I'm not going to be much help here.
It is ready for review as is?
This implementation is ready for review, but I think we should have a meeting with a larger group to discuss this feature and potential implementations before anything gets merged.
I pushed a git-tracked implementation of version.f90. Alternatively, we could also have version.o built the same way as the other objects, if we change the file extension to .F90. But then we will probably have to move the -DGITVERSION stuff to FF90_FLAGS or something which I felt was less clean.
Dont think this is robust enough solution. This solution works alright for cloning the repo. However, this will not work for users who download the released version of the code, as there is no git history. The version string will then be whatever error message is given.
I would, instead of the git version, use the version found in __init__.py. The lib is then consistent with the version there, which is the version reported you typically care about.
However, using this approach you need to run the code (import the lib at minimum) to get the version. How about using a more traditional workflow for shared libraries. Once the *.so has been built, then append the version number and use symbolic links. For example, libadflow.so -> libadflow.so.1.2.3, where libadflow.so.1.2.3 is the actual library. Again, the version here should be extracted from the __init__.py. The version is directly readable from the filename. Using this approach, then there is not really a need for embedding it in the library and some specialized code.

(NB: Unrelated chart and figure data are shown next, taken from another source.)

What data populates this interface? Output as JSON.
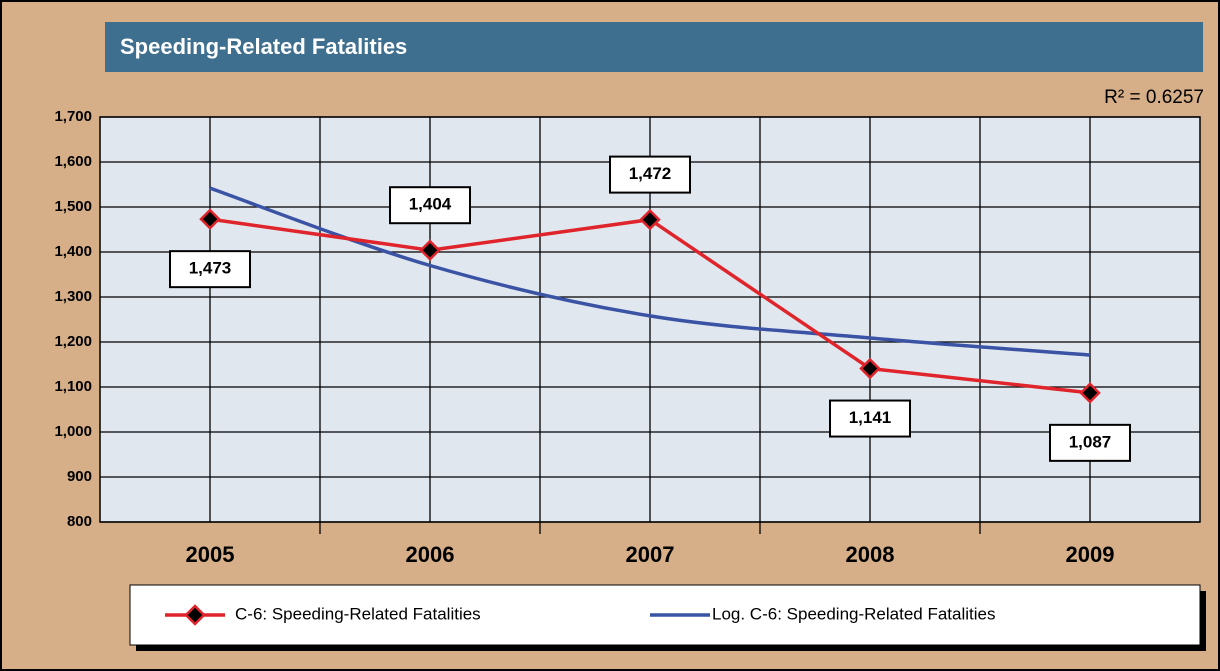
{
  "chart_data": {
    "type": "line",
    "title": "Speeding-Related Fatalities",
    "annotation": "R² = 0.6257",
    "categories": [
      "2005",
      "2006",
      "2007",
      "2008",
      "2009"
    ],
    "series": [
      {
        "name": "C-6: Speeding-Related Fatalities",
        "color": "#e0242b",
        "marker": "diamond",
        "values": [
          1473,
          1404,
          1472,
          1141,
          1087
        ],
        "value_labels": [
          "1,473",
          "1,404",
          "1,472",
          "1,141",
          "1,087"
        ]
      },
      {
        "name": "Log. C-6: Speeding-Related Fatalities",
        "color": "#3a53a4",
        "smooth": true,
        "values": [
          1542,
          1370,
          1258,
          1209,
          1171
        ]
      }
    ],
    "ylim": [
      800,
      1700
    ],
    "yticks": [
      800,
      900,
      {
        "value": 1000,
        "label": "1,000"
      },
      {
        "value": 1100,
        "label": "1,100"
      },
      {
        "value": 1200,
        "label": "1,200"
      },
      {
        "value": 1300,
        "label": "1,300"
      },
      {
        "value": 1400,
        "label": "1,400"
      },
      {
        "value": 1500,
        "label": "1,500"
      },
      {
        "value": 1600,
        "label": "1,600"
      },
      {
        "value": 1700,
        "label": "1,700"
      }
    ],
    "grid": true
  }
}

- We can address the issue with releases by fetching the version from the init file, but only for releases
- The main motivation of this work is for cases where you have made local, committed or uncommitted changes, then generated results with those. The init file is not going to provide sufficient information and that does not help much with regards to result reproducibility. Similarly for the so version numbering, it's fine for releases but this is meant more for developers making frequent updates to their codes. Having a git hash is essential, and just having the version string is insufficient.